While these two works are formally and materially DiBello’s most daring, they are also the most familiar, seen in light of recent trends in abstract painting that have been unkindly termed “zombie formalism” by critics Walter Robinson and Jerry Saltz. Work that is clearly informed by such abstract painting, but which is so far removed from the commerce of the art fair that fuels demand for it, sits in an unsettled, parallel world of art production, taking on similar form but working with a different set of intentions. That is not to say that DiBello explicitly rejects the commerce of art; his work simply sits outside of it in this location. Should there be a less cynical reception for such work if the artist can’t be accused of making it to assimilate her/himself into the art fair economy? I am cautiously receptive to DiBello pursuing this new line in his work, even though it is leading him somewhat paradoxically to an approach that could be judged as conformist in another context. It is clearly the product of genuine play and experimentation, seen in light of his practice broadly. One artist’s calculated gesture of cultural sameness can look nearly identical to another artist’s risky investigation.

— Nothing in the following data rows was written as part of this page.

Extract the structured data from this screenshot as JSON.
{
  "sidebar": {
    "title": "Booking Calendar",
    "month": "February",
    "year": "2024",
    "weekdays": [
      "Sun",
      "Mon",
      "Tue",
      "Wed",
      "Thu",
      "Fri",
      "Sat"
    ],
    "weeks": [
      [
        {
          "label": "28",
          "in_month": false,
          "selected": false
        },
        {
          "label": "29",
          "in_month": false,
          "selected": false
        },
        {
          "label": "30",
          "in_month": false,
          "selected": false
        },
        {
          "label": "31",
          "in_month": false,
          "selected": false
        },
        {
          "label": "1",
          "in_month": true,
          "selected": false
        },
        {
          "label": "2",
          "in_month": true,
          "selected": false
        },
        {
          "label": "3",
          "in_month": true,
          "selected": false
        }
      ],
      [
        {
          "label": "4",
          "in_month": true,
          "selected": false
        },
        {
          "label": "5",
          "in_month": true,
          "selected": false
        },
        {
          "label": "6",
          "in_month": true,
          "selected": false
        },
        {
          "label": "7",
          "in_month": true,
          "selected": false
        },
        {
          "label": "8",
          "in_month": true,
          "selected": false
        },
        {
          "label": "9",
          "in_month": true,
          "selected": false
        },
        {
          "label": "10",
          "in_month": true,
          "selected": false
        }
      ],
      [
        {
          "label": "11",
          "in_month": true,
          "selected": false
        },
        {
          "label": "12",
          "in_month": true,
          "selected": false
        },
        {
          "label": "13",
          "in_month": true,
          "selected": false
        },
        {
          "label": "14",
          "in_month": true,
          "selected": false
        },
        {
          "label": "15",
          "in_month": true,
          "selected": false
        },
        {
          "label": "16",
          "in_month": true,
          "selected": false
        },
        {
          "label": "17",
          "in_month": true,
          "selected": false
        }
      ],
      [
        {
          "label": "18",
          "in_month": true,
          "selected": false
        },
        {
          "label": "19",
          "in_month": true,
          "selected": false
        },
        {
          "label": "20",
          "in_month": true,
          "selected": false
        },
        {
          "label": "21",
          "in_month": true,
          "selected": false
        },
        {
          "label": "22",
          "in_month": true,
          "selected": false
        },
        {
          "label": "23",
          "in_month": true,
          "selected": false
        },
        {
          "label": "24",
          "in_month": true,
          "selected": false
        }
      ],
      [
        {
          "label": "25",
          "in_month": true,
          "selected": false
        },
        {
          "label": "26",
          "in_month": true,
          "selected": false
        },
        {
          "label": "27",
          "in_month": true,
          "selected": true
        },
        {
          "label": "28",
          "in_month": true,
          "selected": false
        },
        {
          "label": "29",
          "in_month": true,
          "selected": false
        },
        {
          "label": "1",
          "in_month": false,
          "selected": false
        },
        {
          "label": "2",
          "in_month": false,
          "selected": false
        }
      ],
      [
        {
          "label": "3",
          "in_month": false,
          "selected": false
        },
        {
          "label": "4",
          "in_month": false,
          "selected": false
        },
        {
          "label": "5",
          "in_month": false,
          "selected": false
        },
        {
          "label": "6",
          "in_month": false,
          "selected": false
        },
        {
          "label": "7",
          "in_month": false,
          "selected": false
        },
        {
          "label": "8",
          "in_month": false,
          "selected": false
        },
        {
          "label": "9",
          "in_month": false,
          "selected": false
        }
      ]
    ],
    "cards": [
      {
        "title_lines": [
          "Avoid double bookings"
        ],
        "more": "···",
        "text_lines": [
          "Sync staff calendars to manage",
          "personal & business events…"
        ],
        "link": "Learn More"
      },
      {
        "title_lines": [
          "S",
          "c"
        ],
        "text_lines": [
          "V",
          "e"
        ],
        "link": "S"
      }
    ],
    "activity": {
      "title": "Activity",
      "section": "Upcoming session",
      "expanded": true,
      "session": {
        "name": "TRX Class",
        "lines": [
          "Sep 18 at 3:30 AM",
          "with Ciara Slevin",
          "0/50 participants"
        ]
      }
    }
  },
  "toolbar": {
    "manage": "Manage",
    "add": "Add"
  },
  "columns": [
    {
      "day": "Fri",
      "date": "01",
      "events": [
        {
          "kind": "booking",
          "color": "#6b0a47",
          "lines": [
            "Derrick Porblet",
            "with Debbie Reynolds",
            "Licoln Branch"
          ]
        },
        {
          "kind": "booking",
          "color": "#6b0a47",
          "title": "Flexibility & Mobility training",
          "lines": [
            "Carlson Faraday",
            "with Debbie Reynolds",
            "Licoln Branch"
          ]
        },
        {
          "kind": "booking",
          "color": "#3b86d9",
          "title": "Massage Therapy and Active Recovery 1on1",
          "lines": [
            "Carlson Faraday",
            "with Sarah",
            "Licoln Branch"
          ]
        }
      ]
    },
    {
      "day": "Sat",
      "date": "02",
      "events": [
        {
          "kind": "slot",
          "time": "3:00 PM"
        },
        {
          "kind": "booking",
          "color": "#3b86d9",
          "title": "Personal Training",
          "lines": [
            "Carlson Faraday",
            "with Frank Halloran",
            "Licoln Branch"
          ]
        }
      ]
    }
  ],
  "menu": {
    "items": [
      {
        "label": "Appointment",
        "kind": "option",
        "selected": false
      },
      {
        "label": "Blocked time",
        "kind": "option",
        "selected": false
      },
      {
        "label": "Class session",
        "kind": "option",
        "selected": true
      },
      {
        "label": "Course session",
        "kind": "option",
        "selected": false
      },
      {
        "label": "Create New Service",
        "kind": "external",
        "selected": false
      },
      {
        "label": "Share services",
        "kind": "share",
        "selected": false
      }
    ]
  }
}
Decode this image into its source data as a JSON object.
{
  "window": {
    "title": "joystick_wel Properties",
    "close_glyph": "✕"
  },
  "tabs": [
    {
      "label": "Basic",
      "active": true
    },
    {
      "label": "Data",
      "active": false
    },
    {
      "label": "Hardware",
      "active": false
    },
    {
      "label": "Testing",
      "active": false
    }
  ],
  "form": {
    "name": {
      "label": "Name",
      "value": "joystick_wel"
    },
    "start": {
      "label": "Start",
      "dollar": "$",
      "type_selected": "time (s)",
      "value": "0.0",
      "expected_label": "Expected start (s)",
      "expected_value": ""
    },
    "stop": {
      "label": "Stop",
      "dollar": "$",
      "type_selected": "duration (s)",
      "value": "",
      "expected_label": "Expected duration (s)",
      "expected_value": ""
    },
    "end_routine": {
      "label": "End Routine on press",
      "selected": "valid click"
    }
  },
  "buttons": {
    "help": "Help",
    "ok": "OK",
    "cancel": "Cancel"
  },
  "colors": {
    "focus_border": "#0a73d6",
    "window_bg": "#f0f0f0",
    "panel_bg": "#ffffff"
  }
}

Artists develop their own frameworks and narratives, and these often misalign with broader cultural narratives, as is the case for DiBello. But at the Abington Art Center, I wonder how many visitors would notice these subtle distinctions. Here the work may be more interesting without such baggage, free to be lively color and form in a distinctive space.

 

Jacob Feige is an artist and Assistant Professor of Art at the Richard Stockton College of NJ.